Although such linear low-density polyethylene has excellent tensile strength and elongation, it is too hard, lacks flexibility, and has poor flexibility, so it is not necessarily desirable for uses such as mudguards.

[Table] Example 4 Ethylene-butene-1 copolymer 100 of Example 1
Blend 5 parts by weight of carbon black into 5 parts by weight, and use an extruder with a T-die to make a product with a thickness of 1.5 mm and a width of 60 cm.
I made a sheet with a length of 90cm. This seat was installed as a mound guard for the rear wheels of a large truck, and each part was inspected after driving approximately 50,000 km.

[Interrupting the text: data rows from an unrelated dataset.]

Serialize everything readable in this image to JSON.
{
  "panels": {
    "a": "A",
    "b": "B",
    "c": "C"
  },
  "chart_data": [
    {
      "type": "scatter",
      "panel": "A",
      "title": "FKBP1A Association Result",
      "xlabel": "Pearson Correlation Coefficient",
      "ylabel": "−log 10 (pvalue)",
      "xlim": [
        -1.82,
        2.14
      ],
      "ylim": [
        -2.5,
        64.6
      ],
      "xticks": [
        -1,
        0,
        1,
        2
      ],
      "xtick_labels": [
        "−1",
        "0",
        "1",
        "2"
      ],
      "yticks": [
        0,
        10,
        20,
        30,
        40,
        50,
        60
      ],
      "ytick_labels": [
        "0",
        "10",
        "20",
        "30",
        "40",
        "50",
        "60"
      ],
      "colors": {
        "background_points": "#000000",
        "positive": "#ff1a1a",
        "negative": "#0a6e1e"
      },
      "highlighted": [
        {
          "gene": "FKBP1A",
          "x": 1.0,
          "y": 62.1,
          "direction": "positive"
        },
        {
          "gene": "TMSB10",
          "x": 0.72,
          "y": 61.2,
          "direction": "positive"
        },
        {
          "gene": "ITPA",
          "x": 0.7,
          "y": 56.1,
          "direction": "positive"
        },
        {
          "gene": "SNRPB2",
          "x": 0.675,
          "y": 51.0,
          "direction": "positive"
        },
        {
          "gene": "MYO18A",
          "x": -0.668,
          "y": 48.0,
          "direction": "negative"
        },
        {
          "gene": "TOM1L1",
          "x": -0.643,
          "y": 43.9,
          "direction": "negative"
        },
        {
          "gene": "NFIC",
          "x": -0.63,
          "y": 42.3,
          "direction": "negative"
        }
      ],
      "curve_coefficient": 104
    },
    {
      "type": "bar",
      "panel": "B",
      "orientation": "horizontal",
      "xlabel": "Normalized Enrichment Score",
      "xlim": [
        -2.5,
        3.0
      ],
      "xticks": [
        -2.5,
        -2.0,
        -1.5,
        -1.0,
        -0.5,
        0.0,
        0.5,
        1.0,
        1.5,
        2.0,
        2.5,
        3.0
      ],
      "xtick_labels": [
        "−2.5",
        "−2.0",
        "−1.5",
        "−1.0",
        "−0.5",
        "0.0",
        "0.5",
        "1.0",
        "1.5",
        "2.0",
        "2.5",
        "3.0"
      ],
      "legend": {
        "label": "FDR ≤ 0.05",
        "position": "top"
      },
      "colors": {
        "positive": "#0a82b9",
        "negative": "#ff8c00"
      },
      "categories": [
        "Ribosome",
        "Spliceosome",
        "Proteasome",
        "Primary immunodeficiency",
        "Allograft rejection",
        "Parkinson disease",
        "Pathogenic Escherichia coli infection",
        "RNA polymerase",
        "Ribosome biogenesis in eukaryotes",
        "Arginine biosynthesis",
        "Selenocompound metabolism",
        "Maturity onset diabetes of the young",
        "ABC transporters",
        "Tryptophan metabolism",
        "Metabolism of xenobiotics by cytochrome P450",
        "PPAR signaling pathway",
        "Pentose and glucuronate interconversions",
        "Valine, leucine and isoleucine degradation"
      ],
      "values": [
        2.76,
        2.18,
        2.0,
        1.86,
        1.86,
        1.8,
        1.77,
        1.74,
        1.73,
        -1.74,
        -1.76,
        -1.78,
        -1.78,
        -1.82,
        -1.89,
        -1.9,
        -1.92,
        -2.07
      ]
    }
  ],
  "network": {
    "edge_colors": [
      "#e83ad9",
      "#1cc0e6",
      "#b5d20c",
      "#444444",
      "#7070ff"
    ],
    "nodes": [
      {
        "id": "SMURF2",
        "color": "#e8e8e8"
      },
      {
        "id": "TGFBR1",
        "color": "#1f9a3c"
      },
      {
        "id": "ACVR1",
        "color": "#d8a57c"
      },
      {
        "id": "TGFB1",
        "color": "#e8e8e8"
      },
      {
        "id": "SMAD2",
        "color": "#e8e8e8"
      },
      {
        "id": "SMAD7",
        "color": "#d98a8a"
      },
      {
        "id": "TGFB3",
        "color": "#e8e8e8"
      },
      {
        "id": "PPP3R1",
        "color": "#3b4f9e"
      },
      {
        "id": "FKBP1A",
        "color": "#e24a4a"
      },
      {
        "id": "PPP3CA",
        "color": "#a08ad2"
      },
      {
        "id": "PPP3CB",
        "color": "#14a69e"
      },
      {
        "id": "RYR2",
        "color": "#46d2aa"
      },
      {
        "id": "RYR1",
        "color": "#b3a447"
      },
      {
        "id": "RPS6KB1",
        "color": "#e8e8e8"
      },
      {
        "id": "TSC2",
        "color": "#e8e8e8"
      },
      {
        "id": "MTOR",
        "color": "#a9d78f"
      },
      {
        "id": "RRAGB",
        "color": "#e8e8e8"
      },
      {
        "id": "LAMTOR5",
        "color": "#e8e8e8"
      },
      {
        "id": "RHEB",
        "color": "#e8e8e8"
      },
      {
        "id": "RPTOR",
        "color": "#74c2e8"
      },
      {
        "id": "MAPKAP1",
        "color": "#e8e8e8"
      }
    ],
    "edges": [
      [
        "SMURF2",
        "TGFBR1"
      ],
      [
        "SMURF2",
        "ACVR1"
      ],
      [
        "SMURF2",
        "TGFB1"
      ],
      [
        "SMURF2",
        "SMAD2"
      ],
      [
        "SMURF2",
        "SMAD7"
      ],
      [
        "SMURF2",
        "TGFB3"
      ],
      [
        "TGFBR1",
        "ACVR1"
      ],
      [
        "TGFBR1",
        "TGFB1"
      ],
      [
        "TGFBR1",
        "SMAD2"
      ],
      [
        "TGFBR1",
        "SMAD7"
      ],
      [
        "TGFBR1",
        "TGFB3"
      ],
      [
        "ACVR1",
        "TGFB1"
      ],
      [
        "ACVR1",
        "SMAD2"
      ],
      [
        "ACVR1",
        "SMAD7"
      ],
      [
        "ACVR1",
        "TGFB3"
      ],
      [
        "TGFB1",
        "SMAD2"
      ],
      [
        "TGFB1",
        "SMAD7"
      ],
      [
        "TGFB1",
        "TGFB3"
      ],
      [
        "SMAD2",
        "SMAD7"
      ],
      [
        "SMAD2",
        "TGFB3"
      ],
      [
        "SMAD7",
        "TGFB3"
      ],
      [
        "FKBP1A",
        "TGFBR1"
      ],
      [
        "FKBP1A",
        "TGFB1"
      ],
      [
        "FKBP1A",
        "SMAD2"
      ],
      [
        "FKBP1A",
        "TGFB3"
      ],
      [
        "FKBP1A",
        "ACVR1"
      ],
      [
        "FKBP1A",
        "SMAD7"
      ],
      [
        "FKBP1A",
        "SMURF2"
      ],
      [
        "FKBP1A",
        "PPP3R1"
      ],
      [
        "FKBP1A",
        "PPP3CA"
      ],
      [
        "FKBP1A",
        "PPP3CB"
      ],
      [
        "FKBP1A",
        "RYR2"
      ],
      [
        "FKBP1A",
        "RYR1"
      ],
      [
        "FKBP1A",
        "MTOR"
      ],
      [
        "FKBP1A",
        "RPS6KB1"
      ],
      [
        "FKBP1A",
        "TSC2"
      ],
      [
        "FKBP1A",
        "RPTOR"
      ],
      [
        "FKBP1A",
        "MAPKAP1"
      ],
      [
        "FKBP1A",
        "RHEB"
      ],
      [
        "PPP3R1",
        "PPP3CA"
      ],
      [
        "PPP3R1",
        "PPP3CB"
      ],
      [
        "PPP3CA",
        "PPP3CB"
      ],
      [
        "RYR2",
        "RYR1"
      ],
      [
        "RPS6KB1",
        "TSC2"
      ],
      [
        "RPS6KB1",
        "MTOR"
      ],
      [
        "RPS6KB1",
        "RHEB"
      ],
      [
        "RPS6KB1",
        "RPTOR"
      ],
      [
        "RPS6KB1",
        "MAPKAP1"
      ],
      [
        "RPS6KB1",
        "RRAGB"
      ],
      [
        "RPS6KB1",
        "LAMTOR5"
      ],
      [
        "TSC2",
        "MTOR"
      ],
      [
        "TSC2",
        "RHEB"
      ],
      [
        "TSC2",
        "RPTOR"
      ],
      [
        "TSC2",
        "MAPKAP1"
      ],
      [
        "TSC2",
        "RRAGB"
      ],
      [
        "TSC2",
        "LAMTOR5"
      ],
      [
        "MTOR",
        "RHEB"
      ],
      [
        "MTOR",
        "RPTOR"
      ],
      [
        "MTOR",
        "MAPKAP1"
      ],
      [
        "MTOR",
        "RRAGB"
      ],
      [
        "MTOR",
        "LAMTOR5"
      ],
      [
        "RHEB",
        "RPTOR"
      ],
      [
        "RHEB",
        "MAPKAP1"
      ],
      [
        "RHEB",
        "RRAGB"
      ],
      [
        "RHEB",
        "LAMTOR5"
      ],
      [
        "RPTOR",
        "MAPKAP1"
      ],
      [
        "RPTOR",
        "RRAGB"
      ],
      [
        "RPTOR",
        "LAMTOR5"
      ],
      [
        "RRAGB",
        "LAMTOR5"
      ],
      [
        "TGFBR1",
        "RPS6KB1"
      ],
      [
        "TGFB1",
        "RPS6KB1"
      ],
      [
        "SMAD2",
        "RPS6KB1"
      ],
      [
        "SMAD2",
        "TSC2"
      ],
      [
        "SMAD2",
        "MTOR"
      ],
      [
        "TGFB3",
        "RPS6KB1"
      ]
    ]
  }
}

As a result, no change was observed, and good results were obtained. <Effects of the Invention> As described above, since the mud guard of the present invention uses a specific ethylene/α-olefin copolymer, it has good flexibility, strength, and
It has an excellent balance of low-temperature properties, abrasion resistance, oil resistance, bending resistance, etc., and is expected to have superior durability compared to conventional rubber.

Claims (1)

[Claims] 1. In the presence of a catalyst consisting of a solid substance containing at least magnesium and titanium and an organoaluminum compound, ethylene and α having 3 to 12 carbon atoms
- The following (i) obtained by copolymerizing with olefin
Vehicle muzzle guard using ethylene/α-olefin copolymer having properties (iv): (i) Melt index 0.01-100g/10min (ii) Density 0.860-0.910g/cm ³ (iii) Differential scanning calorimetry Maximum peak temperature by measurement method (DSC): 100℃ or higher (iv) Boiling n-hexane insoluble content: 10% by weight or higher. 2. The vehicle muzzle guard according to claim 1, wherein the α-olefin in the ethylene/α-olefin copolymer is an α-olefin having 3 to 6 carbon atoms.